The image, from a postcard dating to the first 10 years of the 20th century, is an evocative glimpse into a business that has long been linked to Martin Place (then Moore Street).
Martin Place had long been a bustling hive of activity, full of people going about their daily work. This bustling activity made it a perfect place for flower sellers to ply their trade, attracting passersby and many impulse sales. Yet most flower sellers did not start off in Martin Place at all, being forced off other, busier streets to make room for ever increasing traffic. Martin Place was the ideal place for flower sellers to congregate though, setting themselves up near the steps of the General Post Office and pouncing on people hurrying to mail their letters.
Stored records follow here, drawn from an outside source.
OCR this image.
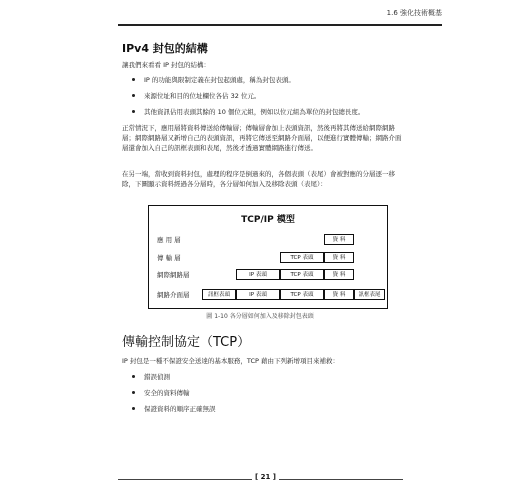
1.6 強化技術概基
IPv4 封包的結構
讓我們來看看 IP 封包的結構：
IP 的功能與限制定義在封包起頭處，稱為封包表頭。
來源位址和目的位址欄位各佔 32 位元。
其他資訊佔用表頭其餘的 10 個位元組，例如以位元組為單位的封包總長度。
正常情況下，應用層將資料傳送給傳輸層；傳輸層會加上表頭資訊，然後再將其傳送給網際網路層；網際網路層又新增自己的表頭資訊，再將它傳送至網路介面層，以便進行實體傳輸；網路介面層還會加入自己的訊框表頭和表尾，然後才透過實體網路進行傳送。
在另一端，當收到資料封包，處理的程序是倒過來的，各個表頭（表尾）會被對應的分層逐一移除，下圖顯示資料經過各分層時，各分層如何加入及移除表頭（表尾）：
TCP/IP 模型
應 用 層	資 料
傳 輸 層	TCP 表頭	資 料
網際網路層	IP 表頭	TCP 表頭	資 料
網路介面層	訊框表頭	IP 表頭	TCP 表頭	資 料	訊框表尾
圖 1-10 各分層如何加入及移除封包表頭
傳輸控制協定（TCP）
IP 封包是一種不保證安全送達的基本服務，TCP 藉由下列新增項目來補救：
錯誤偵測
安全的資料傳輸
保證資料的順序正確無誤
[ 21 ]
The earliest Martin Place flower sellers began to set up stalls in the 19th century, but it was during the 20th century that Sydney’s most iconic flower seller plied her trade. Rosie Shaw had once had high hopes of a career in opera, coming to Sydney from London in 1927 to seek fame and fortune in the land Dame Nellie Melba had called home. Rosie’s dreams never came to pass, but she grew to the status of a Sydney icon none the less. In 1931 she first set up shop on Martin Place, plying her customers not just with flowers, but with snatches of opera and tall tales of her history of a ballerina and singer. Rosie soon became very popular and increasingly influential, using her iconic status to act as one of the earliest defenders of gay men in Sydney. She sold flowers for 40 years, finally packing up her stall in 1971.